Jamie Sturgeon and I saw the same book listed on eBay around the same time, and each of us sent the information hidden in the listing to Al Hubin, author of Crime Fiction IV: A Bibliography (Revised), within a day of each other.

Jamie was one step ahead of me, however, and he’d already been in touch with the seller, who told Jamie how he’d gotten his information about the author of the book, Donald Deane, about whom nothing has been known until now.

It turns out that there never was a “Donald Deane,” and that the three books attributed to him in CFIV were actually written by Mary Fair, a rather progressive lady living in the Eskdale lake district of England, nestled at the foot of that country’s highest mountains.

Following the link from her name to the website devoted to her, you’ll find her life’s accomplishments described in considerable detail. I’ll quote only a summary that was printed in a newspaper about her, shortly after her death:

“Archaeologist, welfare-worker, explorer, geneaolgist, naturalist, photographer, writer and lecturer … this familiar and friendly figure, sometimes half-tramp, sometimes professorial, trudging up the fells in foul or fair weather to deliver orange juice or medicinal oil out of her knapsack to some infant arrival in a remote farmhouse; or, at midnight, popping up disturbingly from behind a beck-side drystone wall, where she had been recording the seasonal note of an unusual owl. … we shall miss more than her erudition: we shall miss her friendly, twinkling eye, her crisp opinions- sometimes inventively ornamented and not infrequently critical- but particularly we shall miss her humanity: her readiness to give a knowledgeable helping hand wherever it was needed.”

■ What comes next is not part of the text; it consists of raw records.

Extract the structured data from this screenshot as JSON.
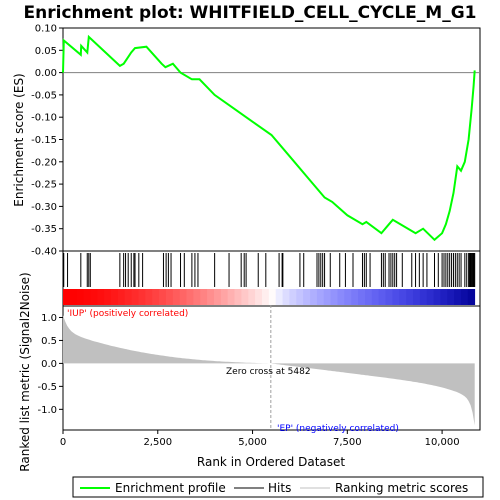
{
  "chart_data": {
    "type": "line",
    "title": "Enrichment plot: WHITFIELD_CELL_CYCLE_M_G1",
    "ylabel_top": "Enrichment score (ES)",
    "ylabel_bottom": "Ranked list metric (Signal2Noise)",
    "xlabel": "Rank in Ordered Dataset",
    "es_ylim": [
      -0.4,
      0.1
    ],
    "es_yticks": [
      "0.10",
      "0.05",
      "0.00",
      "-0.05",
      "-0.10",
      "-0.15",
      "-0.20",
      "-0.25",
      "-0.30",
      "-0.35",
      "-0.40"
    ],
    "es_ytick_values": [
      0.1,
      0.05,
      0.0,
      -0.05,
      -0.1,
      -0.15,
      -0.2,
      -0.25,
      -0.3,
      -0.35,
      -0.4
    ],
    "metric_ylim": [
      -1.45,
      1.25
    ],
    "metric_yticks": [
      "1.0",
      "0.5",
      "0.0",
      "-0.5",
      "-1.0"
    ],
    "metric_ytick_values": [
      1.0,
      0.5,
      0.0,
      -0.5,
      -1.0
    ],
    "xlim": [
      0,
      11000
    ],
    "xticks": [
      "0",
      "2,500",
      "5,000",
      "7,500",
      "10,000"
    ],
    "xtick_values": [
      0,
      2500,
      5000,
      7500,
      10000
    ],
    "n_genes": 10860,
    "zero_cross": 5482,
    "zero_cross_label": "Zero cross at 5482",
    "pos_label": "'IUP' (positively correlated)",
    "neg_label": "'EP' (negatively correlated)",
    "es_profile": [
      [
        0,
        0.0
      ],
      [
        20,
        0.072
      ],
      [
        470,
        0.04
      ],
      [
        480,
        0.06
      ],
      [
        640,
        0.045
      ],
      [
        680,
        0.08
      ],
      [
        1500,
        0.015
      ],
      [
        1600,
        0.02
      ],
      [
        1800,
        0.045
      ],
      [
        1900,
        0.055
      ],
      [
        2200,
        0.058
      ],
      [
        2600,
        0.02
      ],
      [
        2700,
        0.012
      ],
      [
        2900,
        0.02
      ],
      [
        3100,
        0.0
      ],
      [
        3400,
        -0.015
      ],
      [
        3600,
        -0.015
      ],
      [
        4000,
        -0.05
      ],
      [
        4500,
        -0.08
      ],
      [
        5000,
        -0.11
      ],
      [
        5500,
        -0.14
      ],
      [
        6000,
        -0.19
      ],
      [
        6500,
        -0.24
      ],
      [
        6900,
        -0.28
      ],
      [
        7100,
        -0.29
      ],
      [
        7500,
        -0.32
      ],
      [
        7900,
        -0.34
      ],
      [
        8000,
        -0.335
      ],
      [
        8400,
        -0.36
      ],
      [
        8600,
        -0.34
      ],
      [
        8700,
        -0.33
      ],
      [
        9000,
        -0.345
      ],
      [
        9300,
        -0.36
      ],
      [
        9500,
        -0.35
      ],
      [
        9800,
        -0.375
      ],
      [
        10000,
        -0.36
      ],
      [
        10100,
        -0.34
      ],
      [
        10200,
        -0.31
      ],
      [
        10300,
        -0.27
      ],
      [
        10400,
        -0.21
      ],
      [
        10500,
        -0.22
      ],
      [
        10600,
        -0.2
      ],
      [
        10700,
        -0.15
      ],
      [
        10780,
        -0.08
      ],
      [
        10830,
        -0.03
      ],
      [
        10860,
        0.005
      ]
    ],
    "hits": [
      20,
      120,
      470,
      640,
      680,
      720,
      1500,
      1600,
      1650,
      1720,
      1800,
      1870,
      1900,
      2000,
      2100,
      2650,
      2720,
      2780,
      2850,
      3100,
      3200,
      3400,
      3480,
      3560,
      4000,
      4380,
      4700,
      4780,
      4830,
      5150,
      5350,
      5700,
      5780,
      5800,
      6250,
      6350,
      6700,
      6750,
      6800,
      6850,
      6900,
      7050,
      7300,
      7450,
      7650,
      7900,
      7950,
      8000,
      8100,
      8400,
      8450,
      8500,
      8600,
      8650,
      8700,
      8750,
      8800,
      8950,
      9200,
      9300,
      9400,
      9500,
      9600,
      9800,
      9900,
      10000,
      10050,
      10100,
      10150,
      10200,
      10250,
      10300,
      10350,
      10400,
      10450,
      10500,
      10600,
      10650,
      10700,
      10720,
      10740,
      10760,
      10780,
      10800,
      10820,
      10840,
      10860
    ]
  },
  "legend": {
    "items": [
      {
        "label": "Enrichment profile",
        "color": "#00ff00"
      },
      {
        "label": "Hits",
        "color": "#000000"
      },
      {
        "label": "Ranking metric scores",
        "color": "#c0c0c0"
      }
    ]
  },
  "colors": {
    "profile": "#00ff00",
    "metric_fill": "#c0c0c0",
    "pos_text": "#ff0000",
    "neg_text": "#0000ff",
    "grid_zero": "#808080"
  }
}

Of course it is her connection to the world of crime and detective fiction that is of interest. I’ll add another quote below, if I may. (Sorry. I said only one quote, but I was wrong.)

Oh, and by the way, she wrote detective novels, under the name Donald Deane. She never told anybody, but another of her friends, Whitehaven librarian Daniel Hay, solved the mystery. Published by John Hamilton of London, they were The Fifth Tulip (1930); The Luck of Luce (1931) and Hidden Clues: A Lakeland story (1932). Most of the manuscript for a fourth novel, set in Scotland, also survives, written in cheap exercise books.

Here’s a cover scan of the third of these books, taken from the eBay listing that helped lead to this discovery:

Deane

Another entry, it almost goes without saying, if anyone’s keeping track, in the ongoing list of female mystery writers who kept their identities hidden by using initials in their byines or under the names of men.